Revolutionizing Cyber Threat Detection with Large Language Models: A privacy-preserving BERT-based Lightweight Model for IoT/IIoT Devices

TL;DR

This paper introduces SecurityBERT, a privacy-preserving, lightweight BERT-based model for IoT cyber threat detection, achieving high accuracy and efficiency suitable for resource-constrained devices.

Contribution

The paper presents a novel privacy-preserving encoding technique and a lightweight BERT-based architecture tailored for IoT cybersecurity, outperforming existing methods.

Findings

SecurityBERT achieved 98.2% accuracy in attack detection.

The model has a size of 16.7MB and inference time under 0.15 seconds.
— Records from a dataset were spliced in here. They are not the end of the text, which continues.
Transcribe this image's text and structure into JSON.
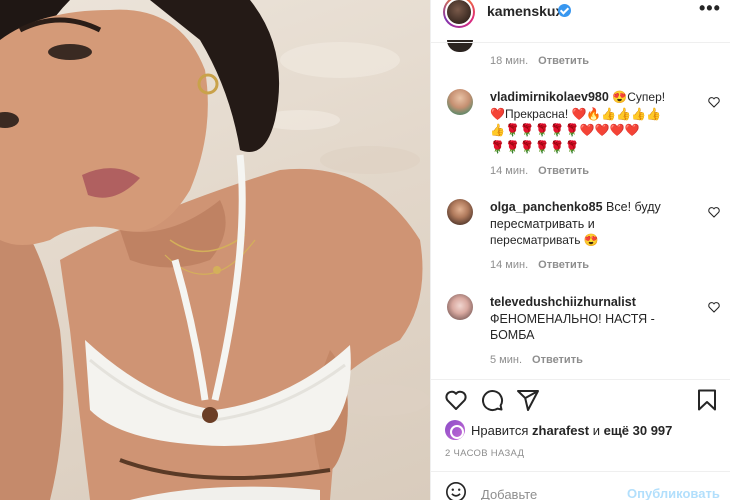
{
  "post": {
    "username": "kamenskux"
  },
  "first_meta": {
    "time": "18 мин.",
    "reply": "Ответить"
  },
  "comments": [
    {
      "username": "vladimirnikolaev980",
      "line1_rest": "😍Супер!",
      "line2": "❤️Прекрасна! ❤️🔥👍👍👍👍",
      "line3": "👍🌹🌹🌹🌹🌹❤️❤️❤️❤️",
      "line4": "🌹🌹🌹🌹🌹🌹",
      "time": "14 мин.",
      "reply": "Ответить"
    },
    {
      "username": "olga_panchenko85",
      "line1_rest": "Все! буду",
      "line2": "пересматривать и",
      "line3": "пересматривать 😍",
      "time": "14 мин.",
      "reply": "Ответить"
    },
    {
      "username": "televedushchiizhurnalist",
      "line2": "ФЕНОМЕНАЛЬНО! НАСТЯ -",
      "line3": "БОМБА",
      "time": "5 мин.",
      "reply": "Ответить"
    }
  ],
  "likes": {
    "prefix": "Нравится",
    "user": "zharafest",
    "middle": "и",
    "count": "ещё 30 997"
  },
  "date": "2 ЧАСОВ НАЗАД",
  "add_comment": {
    "placeholder": "Добавьте",
    "post_label": "Опубликовать"
  },
  "colors": {
    "accent": "#3897f0",
    "post_disabled": "#b2dffc",
    "heart_red": "#ed4956"
  },
  "icons": [
    "more-icon",
    "verified-icon",
    "like-icon",
    "comment-icon",
    "share-icon",
    "save-icon",
    "emoji-icon"
  ]
}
Outperforms traditional ML and DL approaches in IoT threat detection.

Abstract

The field of Natural Language Processing (NLP) is currently undergoing a revolutionary transformation driven by the power of pre-trained Large Language Models (LLMs) based on groundbreaking Transformer architectures. As the frequency and diversity of cybersecurity attacks continue to rise, the importance of incident detection has significantly increased. IoT devices are expanding rapidly, resulting in a growing need for efficient techniques to autonomously identify network-based attacks in IoT networks with both high precision and minimal computational requirements. This paper presents SecurityBERT, a novel architecture that leverages the Bidirectional Encoder Representations from Transformers (BERT) model for cyber threat detection in IoT networks. During the training of SecurityBERT, we incorporated a novel privacy-preserving encoding technique called Privacy-Preserving Fixed-Length Encoding (PPFLE). We effectively represented network traffic data in a structured format by combining PPFLE with the Byte-level Byte-Pair Encoder (BBPE) Tokenizer. Our research demonstrates that SecurityBERT outperforms traditional Machine Learning (ML) and Deep Learning (DL) methods, such as Convolutional Neural Networks (CNNs) or Recurrent Neural Networks (RNNs), in cyber threat detection. Employing the Edge-IIoTset cybersecurity dataset, our experimental analysis shows that SecurityBERT achieved an impressive 98.2% overall accuracy in identifying fourteen distinct attack types, surpassing previous records set by hybrid solutions such as GAN-Transformer-based architectures and CNN-LSTM models. With an inference time of less than 0.15 seconds on an average CPU and a compact model size of just 16.7MB, SecurityBERT is ideally suited for real-life traffic analysis and a suitable choice for deployment on resource-constrained IoT devices.